The surface of the block oil pan mating surface was checked/decked when the new sleeves were pressed in (but not the pan itself).
And within six months of the rebuild we did try replacing the oil pan gasket, using a film of RTV as well on both sides of it this time but no luck in stopping the oil loss. During that gasket renewal, I did my best to see and feel whether there was any leaking from the back of the engine at the main seal, but I couldn't detect any. However, I have also opened the bell housing inspection port and felt around in there and it does feel oily (it was cleaned and dry when we originally mated the rebuilt engine to it).
The only other anomaly on the underside of note is that the oil pan is secured with only one of the two horizontal bolts at the rear of the oil pan as my son stripped one of them out when it was already mounted and we didn't want to take it off and put in a timesert to fix it (we should have fixed it the second time we had the pan off, but again lazy got the better of us).
I thought about trying another oil pan gasket, maybe this time taking out the little metal spacers in some(all?)of the bolts holes in order to get a better seal.
Have you done the PCV mod?
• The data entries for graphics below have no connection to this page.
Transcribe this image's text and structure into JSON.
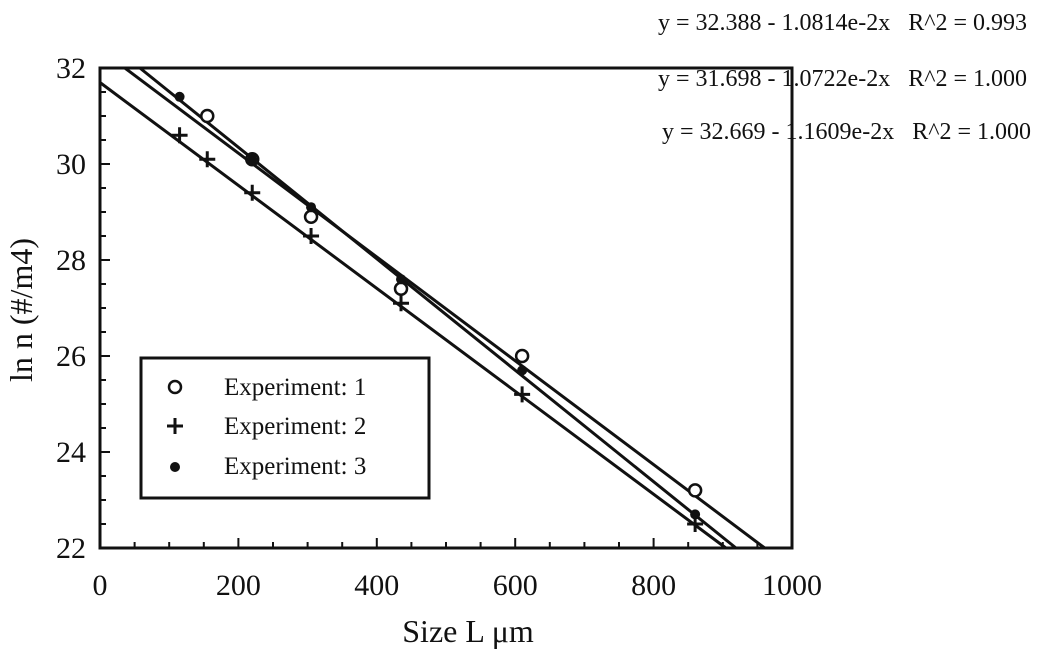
{
  "chart_data": {
    "type": "scatter",
    "xlabel": "Size L μm",
    "ylabel": "ln n (#/m4)",
    "xlim": [
      0,
      1000
    ],
    "ylim": [
      22,
      32
    ],
    "xticks": [
      0,
      200,
      400,
      600,
      800,
      1000
    ],
    "yticks": [
      22,
      24,
      26,
      28,
      30,
      32
    ],
    "x_tick_labels": [
      "0",
      "200",
      "400",
      "600",
      "800",
      "1000"
    ],
    "y_tick_labels": [
      "22",
      "24",
      "26",
      "28",
      "30",
      "32"
    ],
    "grid": false,
    "legend_position": "bottom-left",
    "series": [
      {
        "name": "Experiment: 1",
        "marker": "open-circle",
        "x": [
          155,
          220,
          305,
          435,
          610,
          860
        ],
        "y": [
          31.0,
          30.1,
          28.9,
          27.4,
          26.0,
          23.2
        ]
      },
      {
        "name": "Experiment: 2",
        "marker": "plus",
        "x": [
          115,
          155,
          220,
          305,
          435,
          610,
          860
        ],
        "y": [
          30.6,
          30.1,
          29.4,
          28.5,
          27.1,
          25.2,
          22.5
        ]
      },
      {
        "name": "Experiment: 3",
        "marker": "filled-dot",
        "x": [
          115,
          220,
          305,
          435,
          610,
          860
        ],
        "y": [
          31.4,
          30.1,
          29.1,
          27.6,
          25.7,
          22.7
        ]
      }
    ],
    "fits": [
      {
        "intercept": 32.388,
        "slope": -0.010814,
        "label": "y = 32.388 - 1.0814e-2x   R^2 = 0.993"
      },
      {
        "intercept": 31.698,
        "slope": -0.010722,
        "label": "y = 31.698 - 1.0722e-2x   R^2 = 1.000"
      },
      {
        "intercept": 32.669,
        "slope": -0.011609,
        "label": "y = 32.669 - 1.1609e-2x   R^2 = 1.000"
      }
    ],
    "colors": {
      "ink": "#111111",
      "background": "#ffffff"
    }
  }
}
Part of the design problem with the Rover V8 is the valve cover baffle plugs up over time and once that happens the crankcase gets pressurized and the pressure pushes oil out of the weak point in the gasketing system. Could be valve cover gaskets, could be crank seals, could be pan gasket, I have even seen the intake manifold gasket warped due to excess pressure. If that is the root cause, you may need to go back and reseal the gaskets after you fix the PCV.
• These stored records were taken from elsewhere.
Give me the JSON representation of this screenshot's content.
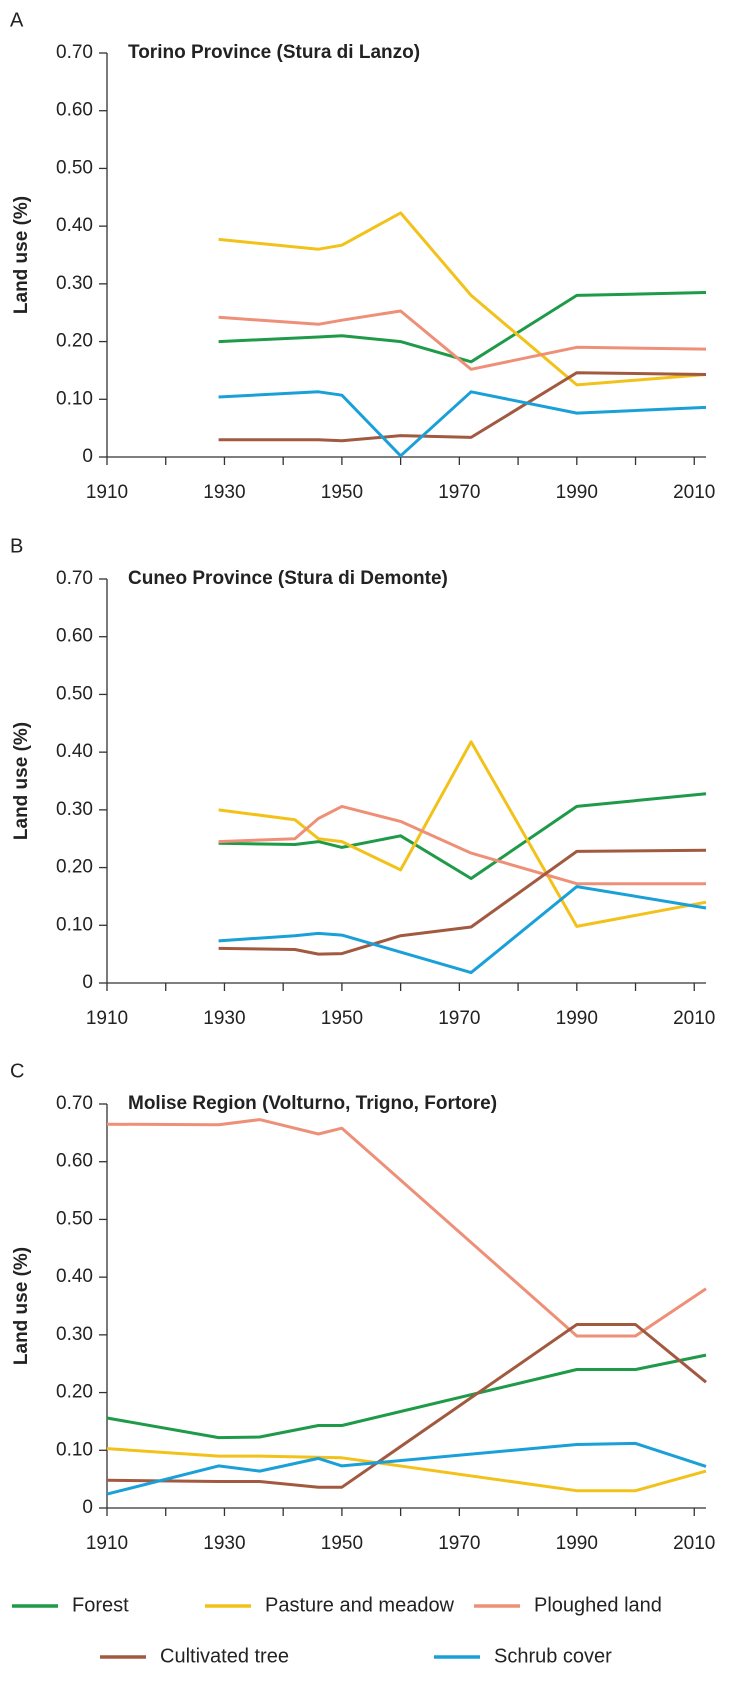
{
  "chart_data": [
    {
      "type": "line",
      "panel_label": "A",
      "title": "Torino Province (Stura di Lanzo)",
      "y_label": "Land use (%)",
      "xlim": [
        1910,
        2012
      ],
      "xticks": [
        1910,
        1930,
        1950,
        1970,
        1990,
        2010
      ],
      "xminorticks": [
        1920,
        1940,
        1960,
        1980,
        2000
      ],
      "ylim": [
        0,
        0.7
      ],
      "yticks": [
        0,
        {
          "value": 0.1,
          "label": "0.10"
        },
        {
          "value": 0.2,
          "label": "0.20"
        },
        {
          "value": 0.3,
          "label": "0.30"
        },
        {
          "value": 0.4,
          "label": "0.40"
        },
        {
          "value": 0.5,
          "label": "0.50"
        },
        {
          "value": 0.6,
          "label": "0.60"
        },
        {
          "value": 0.7,
          "label": "0.70"
        }
      ],
      "series": [
        {
          "name": "Forest",
          "color": "#1e9a48",
          "x": [
            1929,
            1946,
            1950,
            1960,
            1972,
            1990,
            2012
          ],
          "values": [
            0.2,
            0.208,
            0.21,
            0.2,
            0.165,
            0.28,
            0.285
          ]
        },
        {
          "name": "Pasture and meadow",
          "color": "#f2c21b",
          "x": [
            1929,
            1946,
            1950,
            1960,
            1972,
            1990,
            2012
          ],
          "values": [
            0.377,
            0.36,
            0.367,
            0.423,
            0.28,
            0.125,
            0.143
          ]
        },
        {
          "name": "Ploughed land",
          "color": "#ee9078",
          "x": [
            1929,
            1946,
            1950,
            1960,
            1972,
            1990,
            2012
          ],
          "values": [
            0.242,
            0.23,
            0.237,
            0.253,
            0.152,
            0.19,
            0.187
          ]
        },
        {
          "name": "Cultivated tree",
          "color": "#a15a40",
          "x": [
            1929,
            1946,
            1950,
            1960,
            1972,
            1990,
            2012
          ],
          "values": [
            0.03,
            0.03,
            0.028,
            0.037,
            0.034,
            0.146,
            0.143
          ]
        },
        {
          "name": "Schrub cover",
          "color": "#1aa0d9",
          "x": [
            1929,
            1946,
            1950,
            1960,
            1972,
            1990,
            2012
          ],
          "values": [
            0.104,
            0.113,
            0.107,
            0.002,
            0.113,
            0.076,
            0.086
          ]
        }
      ]
    },
    {
      "type": "line",
      "panel_label": "B",
      "title": "Cuneo Province (Stura di Demonte)",
      "y_label": "Land use (%)",
      "xlim": [
        1910,
        2012
      ],
      "xticks": [
        1910,
        1930,
        1950,
        1970,
        1990,
        2010
      ],
      "xminorticks": [
        1920,
        1940,
        1960,
        1980,
        2000
      ],
      "ylim": [
        0,
        0.7
      ],
      "yticks": [
        0,
        {
          "value": 0.1,
          "label": "0.10"
        },
        {
          "value": 0.2,
          "label": "0.20"
        },
        {
          "value": 0.3,
          "label": "0.30"
        },
        {
          "value": 0.4,
          "label": "0.40"
        },
        {
          "value": 0.5,
          "label": "0.50"
        },
        {
          "value": 0.6,
          "label": "0.60"
        },
        {
          "value": 0.7,
          "label": "0.70"
        }
      ],
      "series": [
        {
          "name": "Forest",
          "color": "#1e9a48",
          "x": [
            1929,
            1942,
            1946,
            1950,
            1960,
            1972,
            1990,
            2012
          ],
          "values": [
            0.242,
            0.24,
            0.245,
            0.235,
            0.255,
            0.181,
            0.306,
            0.328
          ]
        },
        {
          "name": "Pasture and meadow",
          "color": "#f2c21b",
          "x": [
            1929,
            1942,
            1946,
            1950,
            1960,
            1972,
            1990,
            2012
          ],
          "values": [
            0.3,
            0.283,
            0.25,
            0.245,
            0.196,
            0.418,
            0.098,
            0.14
          ]
        },
        {
          "name": "Ploughed land",
          "color": "#ee9078",
          "x": [
            1929,
            1942,
            1946,
            1950,
            1960,
            1972,
            1990,
            2012
          ],
          "values": [
            0.245,
            0.25,
            0.285,
            0.306,
            0.28,
            0.225,
            0.172,
            0.172
          ]
        },
        {
          "name": "Cultivated tree",
          "color": "#a15a40",
          "x": [
            1929,
            1942,
            1946,
            1950,
            1960,
            1972,
            1990,
            2012
          ],
          "values": [
            0.06,
            0.058,
            0.05,
            0.051,
            0.082,
            0.097,
            0.228,
            0.23
          ]
        },
        {
          "name": "Schrub cover",
          "color": "#1aa0d9",
          "x": [
            1929,
            1942,
            1946,
            1950,
            1972,
            1990,
            2012
          ],
          "values": [
            0.073,
            0.082,
            0.086,
            0.083,
            0.018,
            0.167,
            0.13
          ]
        }
      ]
    },
    {
      "type": "line",
      "panel_label": "C",
      "title": "Molise Region (Volturno, Trigno, Fortore)",
      "y_label": "Land use (%)",
      "xlim": [
        1910,
        2012
      ],
      "xticks": [
        1910,
        1930,
        1950,
        1970,
        1990,
        2010
      ],
      "xminorticks": [
        1920,
        1940,
        1960,
        1980,
        2000
      ],
      "ylim": [
        0,
        0.7
      ],
      "yticks": [
        0,
        {
          "value": 0.1,
          "label": "0.10"
        },
        {
          "value": 0.2,
          "label": "0.20"
        },
        {
          "value": 0.3,
          "label": "0.30"
        },
        {
          "value": 0.4,
          "label": "0.40"
        },
        {
          "value": 0.5,
          "label": "0.50"
        },
        {
          "value": 0.6,
          "label": "0.60"
        },
        {
          "value": 0.7,
          "label": "0.70"
        }
      ],
      "series": [
        {
          "name": "Forest",
          "color": "#1e9a48",
          "x": [
            1910,
            1929,
            1936,
            1946,
            1950,
            1990,
            2000,
            2012
          ],
          "values": [
            0.156,
            0.122,
            0.123,
            0.143,
            0.143,
            0.24,
            0.24,
            0.265
          ]
        },
        {
          "name": "Pasture and meadow",
          "color": "#f2c21b",
          "x": [
            1910,
            1929,
            1936,
            1950,
            1990,
            2000,
            2012
          ],
          "values": [
            0.103,
            0.09,
            0.09,
            0.087,
            0.03,
            0.03,
            0.064
          ]
        },
        {
          "name": "Ploughed land",
          "color": "#ee9078",
          "x": [
            1910,
            1929,
            1936,
            1946,
            1950,
            1990,
            2000,
            2012
          ],
          "values": [
            0.665,
            0.664,
            0.673,
            0.648,
            0.658,
            0.298,
            0.298,
            0.38
          ]
        },
        {
          "name": "Cultivated tree",
          "color": "#a15a40",
          "x": [
            1910,
            1929,
            1936,
            1946,
            1950,
            1990,
            2000,
            2012
          ],
          "values": [
            0.048,
            0.046,
            0.046,
            0.036,
            0.036,
            0.318,
            0.318,
            0.218
          ]
        },
        {
          "name": "Schrub cover",
          "color": "#1aa0d9",
          "x": [
            1910,
            1929,
            1936,
            1946,
            1950,
            1990,
            2000,
            2012
          ],
          "values": [
            0.024,
            0.073,
            0.064,
            0.086,
            0.073,
            0.11,
            0.112,
            0.072
          ]
        }
      ]
    }
  ]
}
Mine was like that when my rear main went, but regardless do the PCV mod 1st.
Then clean up everything, and drive maybe 15 - 20 minutes and look underneath right the bell housing / engine mating line my bet that is where you will find the oil. then you just need to figure out if it coming from up top or inside
Thanks for replies. Will take a look. What will the up top or at mating line bell housing check tell me about the main seal.
What's the PCV fix? The PCV is the spiraled oil separator on one of the valve covers, right? Or is it something else? (remember, my son did most of the rebuild).
Re. the low but stable oil level I am experiencing, is the lower notch on the dipstick below the RMS and oil pan gasket?
And FYI, my son moved the coil packs from the back of the engine to the front using a coil relocation kit from someone on this forum, so it is easier to inspect the backside camshaft valley gasket.
Best4x4 has a thread about the PCV valve.
It's a $7 Fram part, that threads into the intake manifold, at the end of the hose.
The spiral seperator is simply removed from the valve cover tube.
Myself and alot of us have done this mod.
I'll post the part number if I can find it.
And fyi, if it's the rear main seal, it's one piece, so the engine has to come out to replace it.
And, you Can drop And remove the oil pan with the engine still in the truck.
@Sixpack577 you can do it by dropping the transmission too, that is how the shop did mine - it is easier and cheaper as I understand it.
@austinlandroverbill when everything is clean the oil will most likely be at the bottom of the bellhousing, the problem is leaks from up top also end up there. You can add a dye to the oil that glows under a blacklight that can help. If you get under there you will see a little round cover with 3 bolts on the bellhousing, if you take that off and it has a ton of oil on it it is likely the rear main - trust me you will know. if it is bone dry then it is more likely up top.